I stood in a dispensary in Sheridan last fall looking at a shelf with fourteen different topical products and felt the same thing I feel at the feed store when there are nine brands of mineral supplement and the price range goes from twelve dollars to forty-eight dollars for what looks like the same bucket of powder. The labels were busy. The jars were handsome. None of it told me what I needed to know.
I have been using cannabis topicals on my back and hands for five years now. I've bought products that worked and products that were twenty-eight dollars' worth of fancy lotion. The difference between them wasn't obvious from the packaging. It took trial and money and a few jars that ended up under the bathroom sink with the other things that didn't deliver.
Here's what I've learned, evaluated the same way I evaluate fence wire and cattle feed: by what it does, what it costs per use, and whether it holds up under actual conditions.

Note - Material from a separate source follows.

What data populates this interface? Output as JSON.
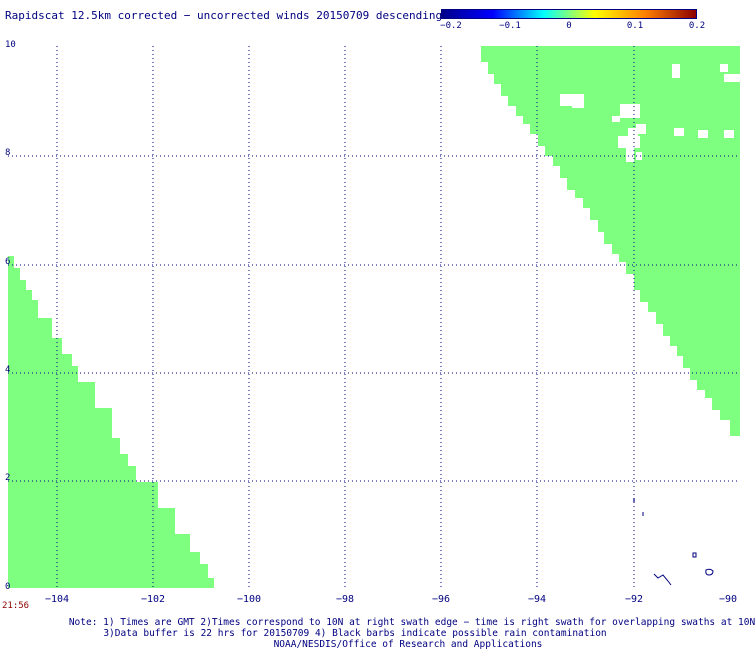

Milligrams per application, not per container. This is the first thing. A jar says 500mg on the label and a man thinks that's a lot. But if the jar holds four ounces and a single application for a lower back takes a quarter-ounce, that's sixteen applications at about 31 milligrams each. Another jar says 1000mg for twice the price but holds eight ounces, and the math comes out the same. I started writing it down — total milligrams divided by the number of applications I actually get from the jar. That's the real number. Everything else is packaging.
Texture matters for working hands. Some topicals are creamy, like hand lotion. Those are fine for someone who puts it on and sits at a desk. A man who applies a topical at 4:30 AM and then handles halter ropes, gate latches, and hay twine needs something that absorbs in under five minutes and doesn't leave his hands slick. The thicker salves and balms work better for this. They absorb slower but they don't leave a film. I've grabbed a wet calf with lotion-hands. Once.

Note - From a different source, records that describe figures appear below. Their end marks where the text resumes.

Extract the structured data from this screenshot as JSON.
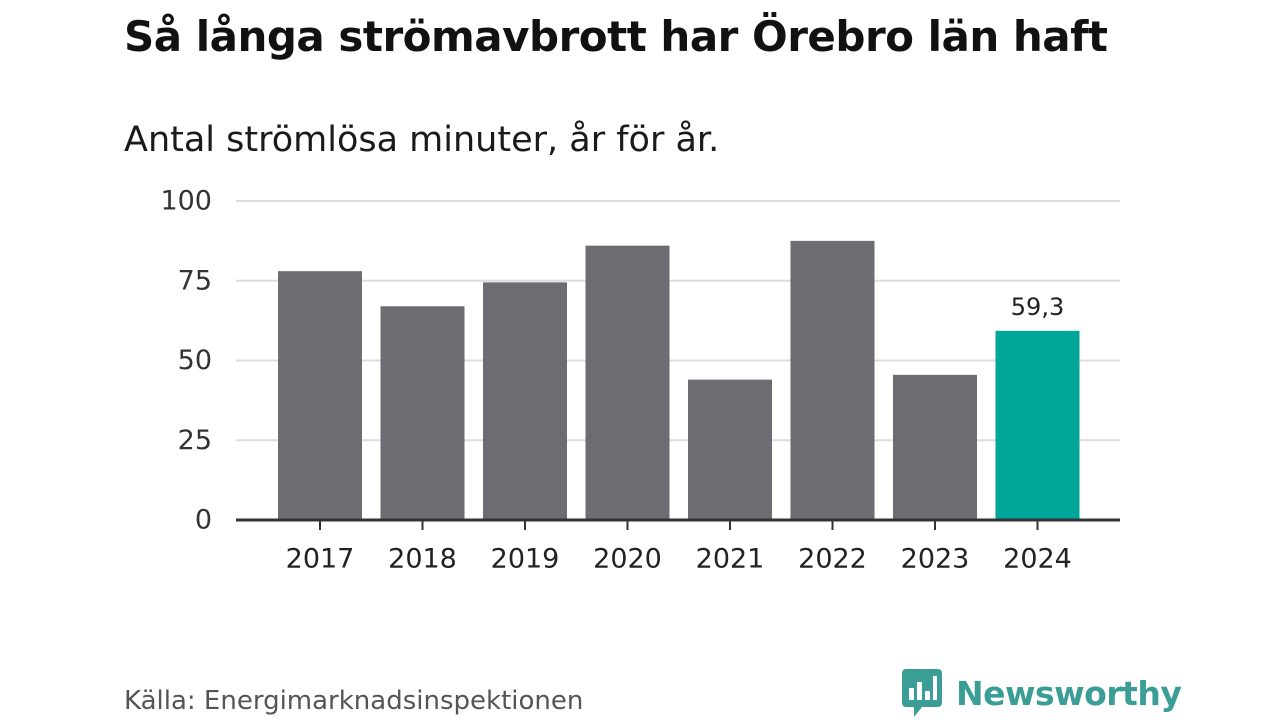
{
  "title": "Så långa strömavbrott har Örebro län haft",
  "subtitle": "Antal strömlösa minuter, år för år.",
  "source": "Källa: Energimarknadsinspektionen",
  "brand": {
    "name": "Newsworthy",
    "icon": "newsworthy-logo-icon"
  },
  "colors": {
    "bar_default": "#6d6c72",
    "bar_highlight": "#00a699",
    "grid": "#dddddd",
    "axis": "#333333",
    "brand": "#3a9e96"
  },
  "chart_data": {
    "type": "bar",
    "title": "Så långa strömavbrott har Örebro län haft",
    "subtitle": "Antal strömlösa minuter, år för år.",
    "xlabel": "",
    "ylabel": "",
    "categories": [
      "2017",
      "2018",
      "2019",
      "2020",
      "2021",
      "2022",
      "2023",
      "2024"
    ],
    "values": [
      78,
      67,
      74.5,
      86,
      44,
      87.5,
      45.5,
      59.3
    ],
    "highlight": [
      false,
      false,
      false,
      false,
      false,
      false,
      false,
      true
    ],
    "data_labels": [
      "",
      "",
      "",
      "",
      "",
      "",
      "",
      "59,3"
    ],
    "ylim": [
      0,
      100
    ],
    "yticks": [
      0,
      25,
      50,
      75,
      100
    ],
    "ytick_labels": [
      "0",
      "25",
      "50",
      "75",
      "100"
    ],
    "grid": true
  }
}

Full-spectrum means the whole plant went in. A budtender in Casper explained this to me in plain language. Full-spectrum topical uses an extract with all the compounds from the plant. Isolate topical uses just the THC or just the CBD, separated out. In my experience — and this is five years of one man's experience, not a laboratory — the full-spectrum salve works better on the arthritic hands. The isolate CBD cream I tried for a month did something, but less. The full-spectrum brought more relief in the same fifteen-minute window. Whether that's the “entourage effect” the budtender mentioned or something else, the hands don't care about the explanation. They care about closing around a pair of pliers at 5 AM in January.

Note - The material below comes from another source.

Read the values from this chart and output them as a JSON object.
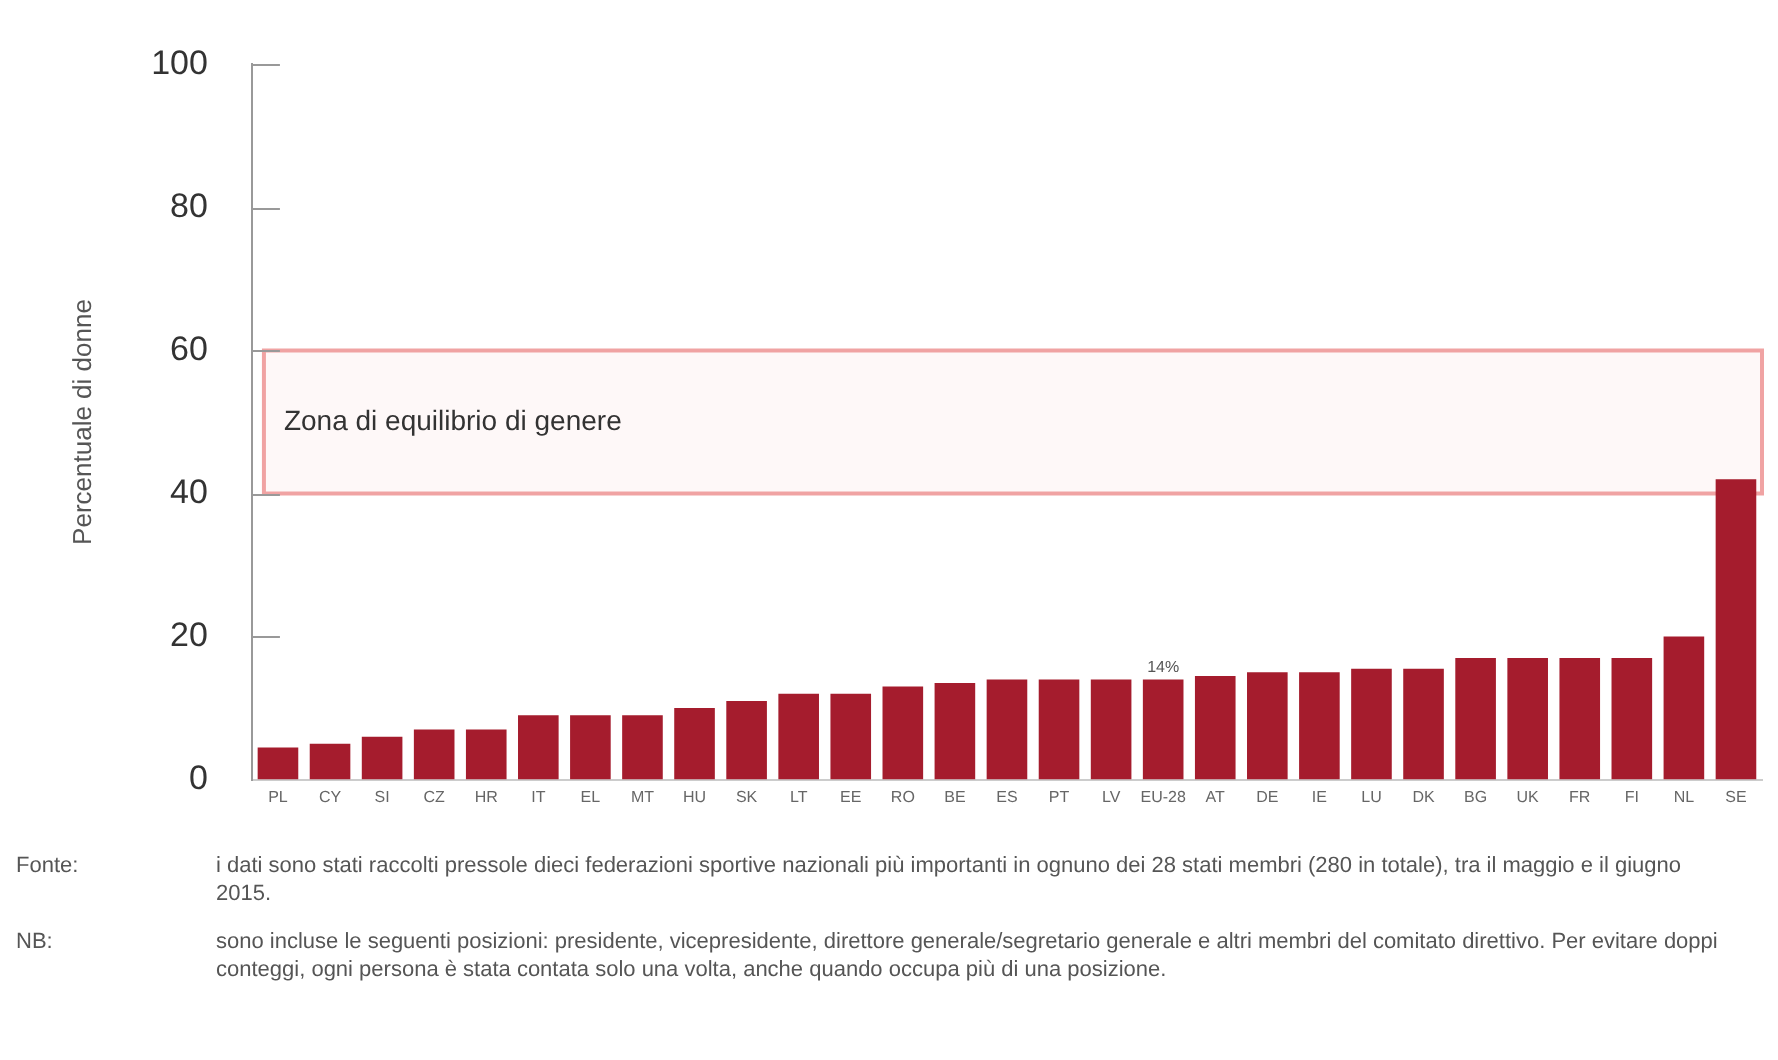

How long relief lasts is the other real number. The topical I use now gives me roughly four hours of reduced stiffness in the hands and a looser lower back. Some products I tried gave two hours. One expensive one gave maybe ninety minutes. Four hours means I apply twice on a hard day — dawn and midday. Two hours means four applications, which burns through the jar twice as fast and doubles the real cost.
Price per day of actual use. The salve I buy costs forty-five dollars and lasts about three weeks at two applications on heavy work days, one on lighter days. Call it roughly two dollars a day in spring, a dollar fifty in summer. The twenty-eight-dollar jar that lasted nine days cost three dollars a day and worked half as well. Cheap is not what's on the sticker. Cheap is what it costs to get through the day.
A few things that don't matter as much as the labels suggest: scent, organic certification, and the design of the container. My salve smells like a plant. That's fine. I smell like a horse and diesel fuel most of the day anyway.
What I look for now is simple. High milligrams per application. Full-spectrum. A texture that lets me use my hands after I apply it. And a track record — I buy the same jar from the same company because it works and I've stopped experimenting. The same reason I buy the same brand of fence staples.
There's no trick to it. Just arithmetic and paying attention.